Johns Hopkins Children’s Center specialists report they have successfully treated and put in remission a 2-year-old, now age 5, with a highly virulent form of tuberculosis known as XDR TB, or extensively drug-resistant TB. The case, researchers say, provides the first detailed account of a young child in the United States diagnosed and treated for XDR TB.

The bug’s resistance to most known TB drugs render it particularly challenging to treat in anyone but even more so in children, the Johns Hopkins team says, with only a handful of cases of children younger than 5 described in the medical literature worldwide.

Despite the successful outcome, the Johns Hopkins experts say the child’s case underscores the shape-shifting nature of a bacterium increasingly resistant to drugs, and the serious challenges of monitoring and treating pediatric TB.

“We are thrilled that our patient is doing so well,” says Johns Hopkins Children’s Center pediatrician and TB expert Sanjay Jain, MD. “But at the same time, this is a wake-up call to the realities of TB.”

In an account of the case, published online Nov. 16 in The Lancet Infectious Diseases, the Johns Hopkins team describes the hurdles they faced throughout the child’s treatment along with several “pearls” of clinical wisdom gleaned from it.

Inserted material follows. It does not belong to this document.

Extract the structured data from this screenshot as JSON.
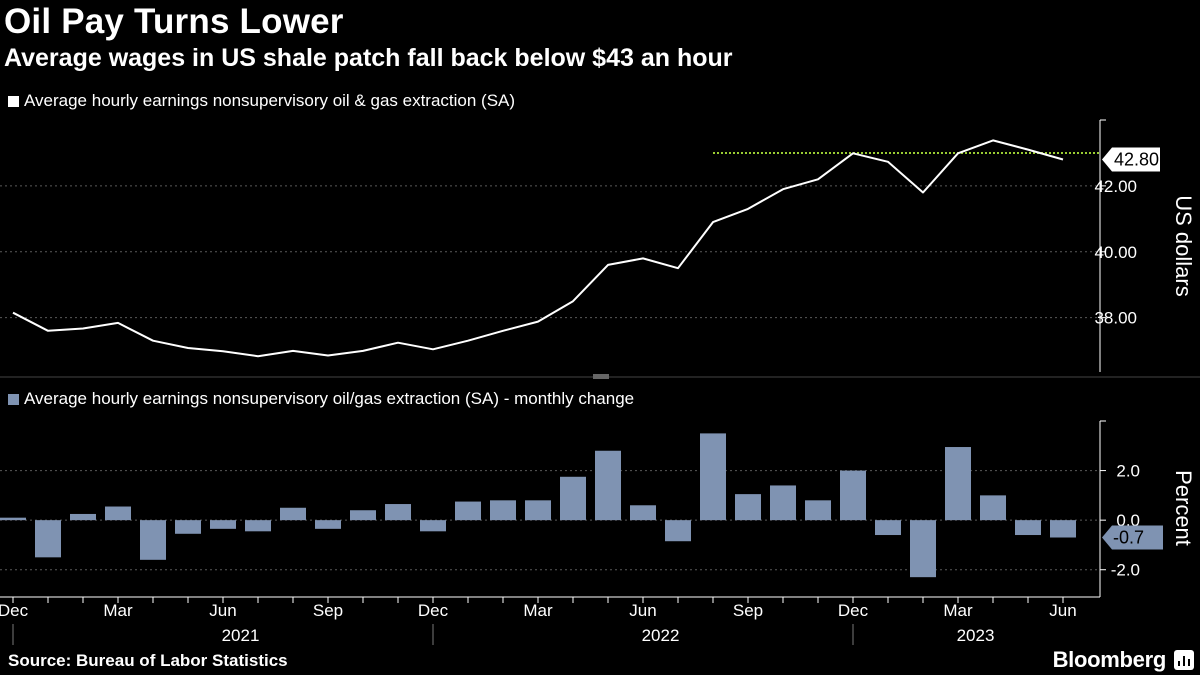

Mycobacterium tuberculosis, the bacterium responsible for TB, is estimated to cause almost 10 million new cases of TB disease worldwide each year, with strains impervious to drug therapies rapidly spreading. Experts estimate that a million children develop TB each year, but the real number may be higher given the difficulty of confirming the diagnosis in a child.

“Drug-resistant TB is a daunting disease to diagnose and treat in anyone, but in a child, it is infinitely more so,” says Nicole Salazar-Austin, MD, co-author on the report and a fellow in pediatric infectious disease at the Johns Hopkins University School of Medicine.